Alabama foreclosures are usually performed through non-judicial procedures, although judicial foreclosures are available and do occur. The only real reason for a judicial foreclosure would be if there were problems with the property title, or the mortgage agreement in question did not contain a Power of Sale clause. A Power of Sale clause allows the lender to pursue a foreclosure without obtaining a court order to do so, and is the legal basis for all non-judicial foreclosures.

Many mortgage agreements may call for the lender to notify the homeowner 10-30 days before non-judicial Alabama foreclosures actually begin, but this is not required under Alabama foreclosures law. The homeowner has the power to stop any kind of foreclosure up until the day of a foreclosure sale by paying off the default amount owed to the lender.

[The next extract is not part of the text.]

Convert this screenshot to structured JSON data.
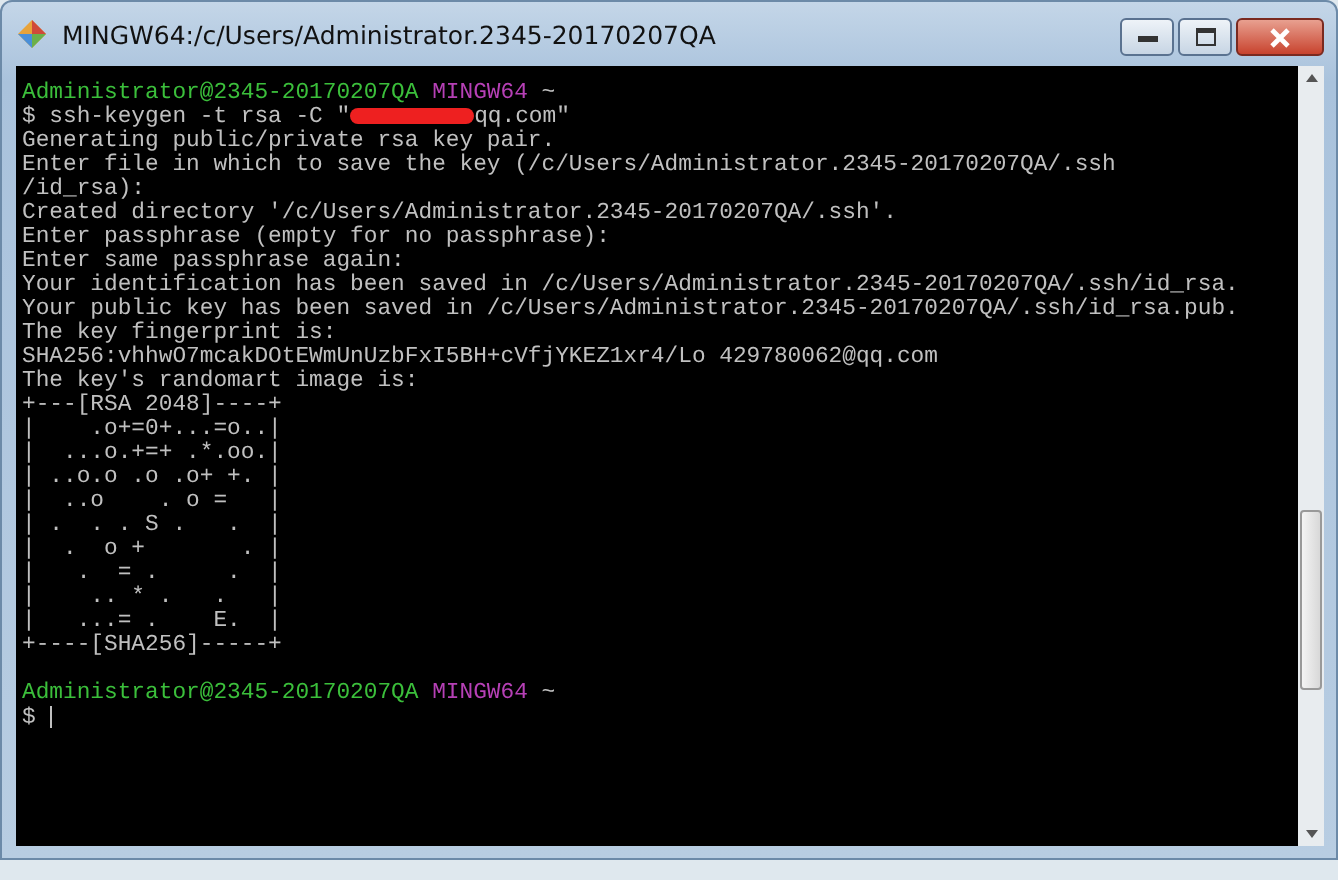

In order to properly advertise before a sale, Alabama foreclosures law requires that the lender issue a Notice of Sale containing the date, terms and location of the sale, as well as a brief description of the property being sold. The Notice of Sale must be published in a local weekly newspaper for three weeks leading up to the day of the sale. The Notice must also be posted on the door of the county courthouse and in three other public places. Usually, the lender serves the homeowner and any Junior Lien holders with the Notice of Sale as well.

On the day of the scheduled sale, a trustee of the lender or a court clerk auctions off the homeowner's property to the highest bidder. Once that person has provided payment for their bid, they are entitled to ownership of the property.

The original homeowner has the power to redeem ownership by paying its full sale price in addition to any other costs within one full year after the conclusion of the sale.